Cyber threats should be prioritised as a key business risk like financial and legal challenges, the UK government has urged as it releases new guidelines to help directors and business leaders boost their cyber resilience.
Aimed at executive and non-executive directors and other senior leaders, the new Cyber Governance Code of Practice guidelines aim to ensure that cyber threat issues are a key focus for businesses, putting them on an equal footing with other threats like financial and legal pitfalls.
Within this, the UK government has recommended that directors set out clear roles and responsibilities across their organisations, boosting protections for customers and safeguarding their ability to operate safely and securely.
The government designed the code in partnership with the National Cyber Security Centre (NCSC), and looks to ensure that companies have detailed plans in place to respond to and recover from potential cyber-attacks. It is also encouraging organisations to ensure their employees possess adequate skills and awareness of cyber issues so they can work alongside new technologies in confidence.
The work is part of the government’s £2.6billion National Cyber Strategy to protect and promote the UK online.
Are financial services firms passing on the responsibility?
The news comes as threat detection and response provider, e2e-assure, reveals that 44 per cent of financial services organisations that fully outsource their cyber security operations say their provider is underperforming, as per its latest research.
Overall, e2e-assure found that 77 per cent of financial services organisations have experienced a cyber attack. Other figures also show that 32 per cent of firms have suffered a cyber breach or attack in the past year alone.
Outsourcing is currently the most popular solution for financial firms when it comes to their cyber security operations (45 per cent), compared with a hybrid approach (40 per cent) or managing everything in-house (12 per cent).
However, 33 per cent of organisations that outsource do not feel confident in their provider’s ability to act and respond to security incidences within 30 minutes of detection. Around 28 per cent feel their suppliers were escalating too many false positives, which can often occur with ‘out of the box’ setups that are not efficiently tuned to the environment they’re monitoring. This feeling could lead to a greater number of firms taking on the responsibility themselves.
With this in mind, it is clear that organisations and cyber defence providers alike need to strengthen their anti-fraud defences and take notice of the new governmental guidelines.
Time to introduce cyber risk ratings?
Now, the UK government is asking for opinions on the latest draft of the Cyber Governance Code of Practice from businesses of all sizes from all sectors.
Viscount Camrose, Minister for AI and Intellectual Property, said: “It is vital the people at the heart of this issue take the lead in shaping how we can improve cyber security in every part of our economy, which is why we want to see industry and business professionals from all walks coming forward to share their views.”

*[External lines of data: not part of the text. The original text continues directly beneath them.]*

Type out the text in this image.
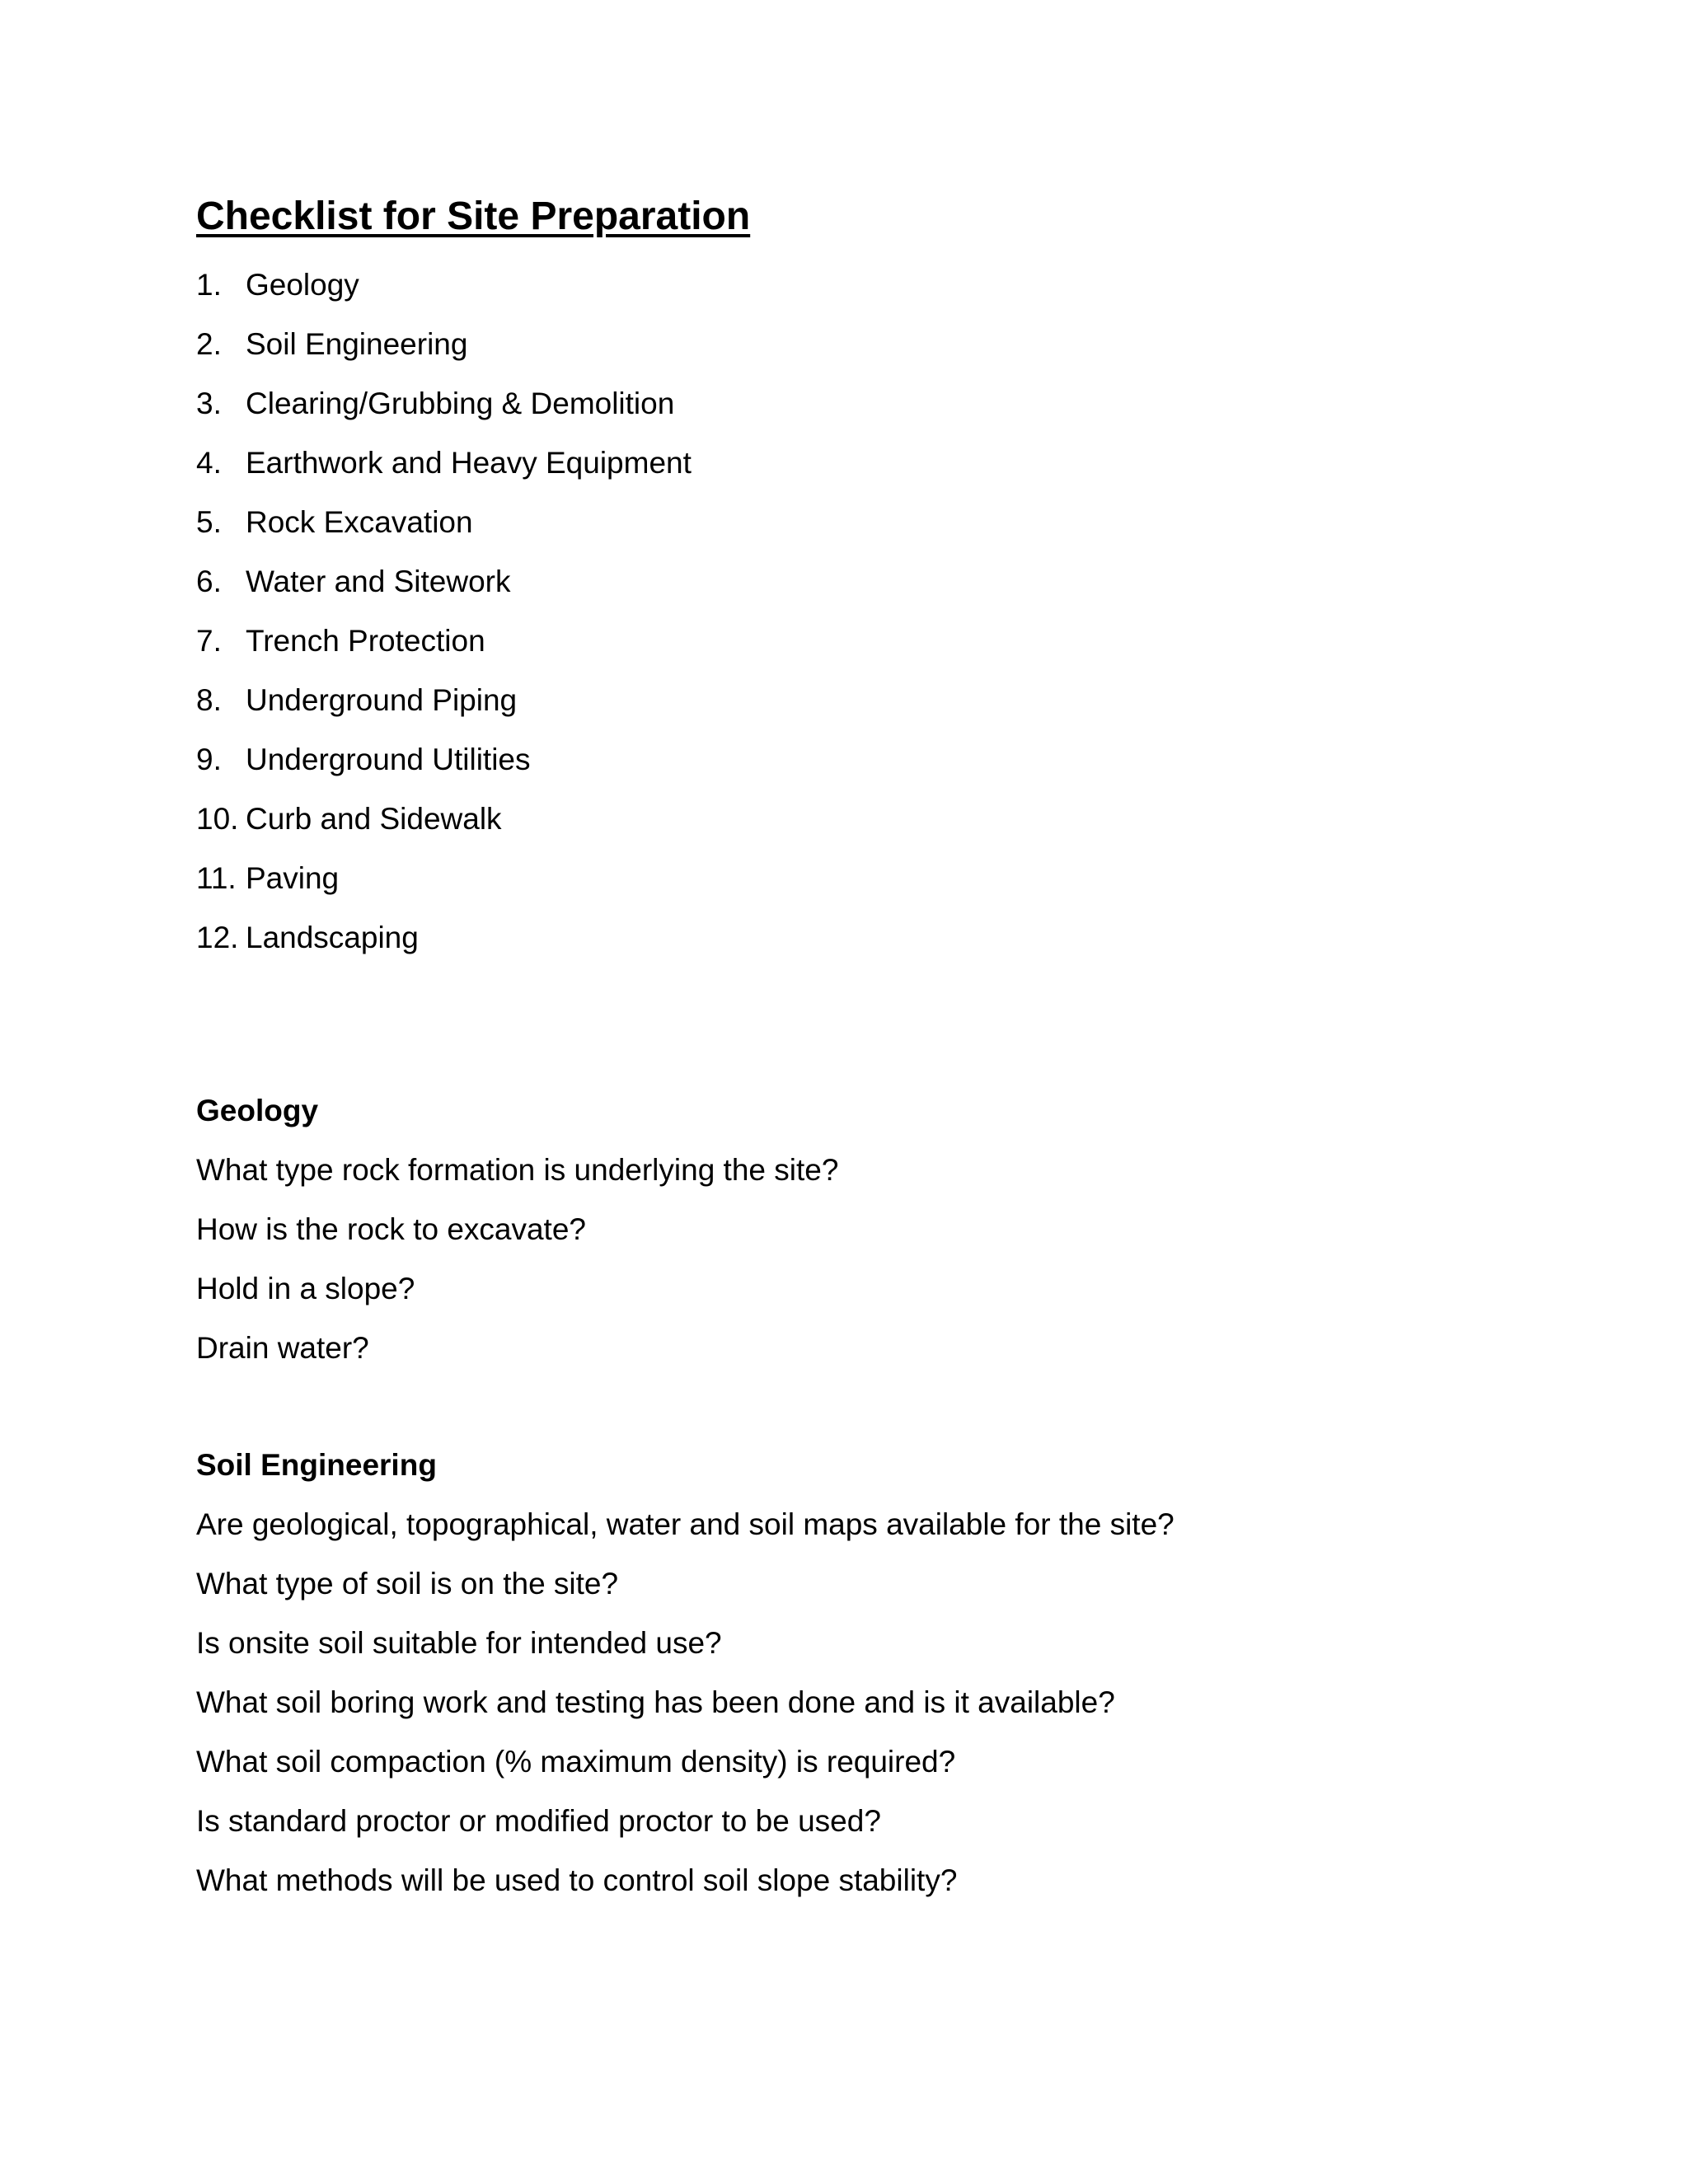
Checklist for Site Preparation
1. Geology
2. Soil Engineering
3. Clearing/Grubbing & Demolition
4. Earthwork and Heavy Equipment
5. Rock Excavation
6. Water and Sitework
7. Trench Protection
8. Underground Piping
9. Underground Utilities
10. Curb and Sidewalk
11. Paving
12. Landscaping
Geology

What type rock formation is underlying the site?

How is the rock to excavate?

Hold in a slope?

Drain water?

Soil Engineering

Are geological, topographical, water and soil maps available for the site?

What type of soil is on the site?

Is onsite soil suitable for intended use?

What soil boring work and testing has been done and is it available?

What soil compaction (% maximum density) is required?

Is standard proctor or modified proctor to be used?

What methods will be used to control soil slope stability?
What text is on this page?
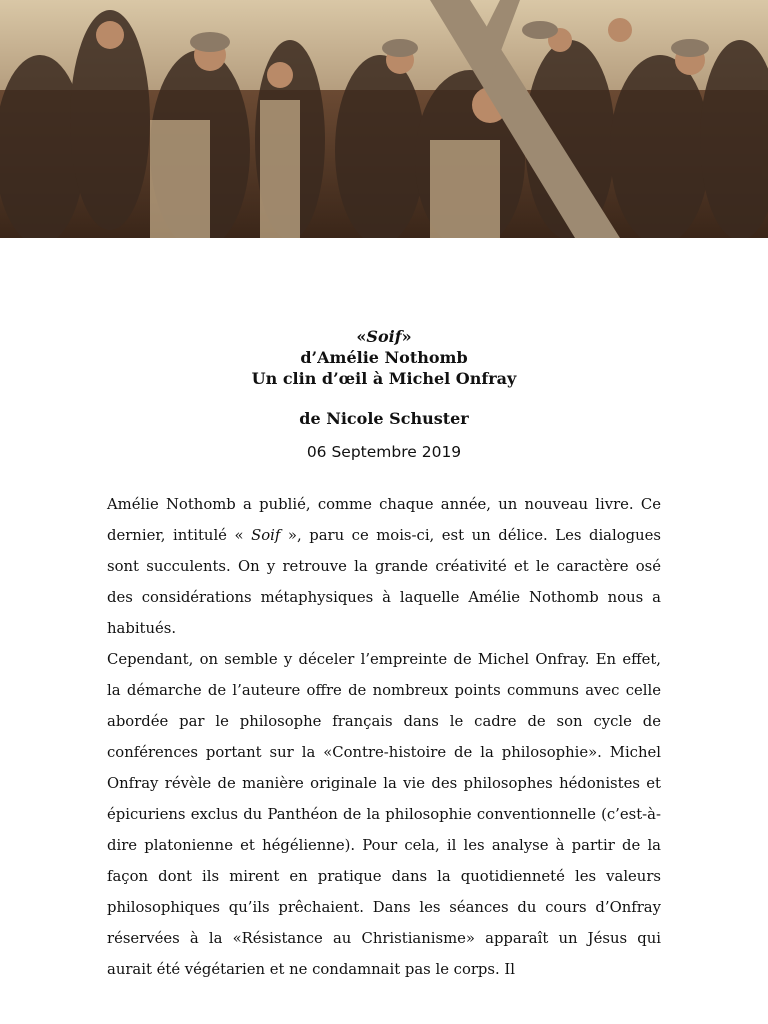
«Soif»
d’Amélie Nothomb
Un clin d’œil à Michel Onfray
de Nicole Schuster
06 Septembre 2019

Amélie Nothomb a publié, comme chaque année, un nouveau livre. Ce dernier, intitulé « Soif », paru ce mois-ci, est un délice. Les dialogues sont succulents. On y retrouve la grande créativité et le caractère osé des considérations métaphysiques à laquelle Amélie Nothomb nous a habitués.

Cependant, on semble y déceler l’empreinte de Michel Onfray. En effet, la démarche de l’auteure offre de nombreux points communs avec celle abordée par le philosophe français dans le cadre de son cycle de conférences portant sur la «Contre-histoire de la philosophie». Michel Onfray révèle de manière originale la vie des philosophes hédonistes et épicuriens exclus du Panthéon de la philosophie conventionnelle (c’est-à-dire platonienne et hégélienne). Pour cela, il les analyse à partir de la façon dont ils mirent en pratique dans la quotidienneté les valeurs philosophiques qu’ils prêchaient. Dans les séances du cours d’Onfray réservées à la «Résistance au Christianisme» apparaît un Jésus qui aurait été végétarien et ne condamnait pas le corps. Il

Dan Morgan, senior government affairs director for Europe and APAC at SecurityScorecard, suggests the need for including cyber risk ratings: “We urge the UK government to consider the mandatory inclusion or encouragement of cyber risk ratings in the final version of the Cyber Governance Code of Practice. Such a move will significantly contribute to the overall security and resilience of the UK’s digital economy.
“Cyber risk ratings offer an objective, quantifiable measure of an organisation’s cyber security posture, akin to a credit score for cyber health. These ratings are essential tools for directors and senior leaders to understand and mitigate cyber threats effectively.
“Our extensive research reveals a stark reality: 98 per cent of organisations engage with third parties that have experienced breaches. This statistic underscores the urgent need for robust and reliable methods to assess and monitor cyber risk.”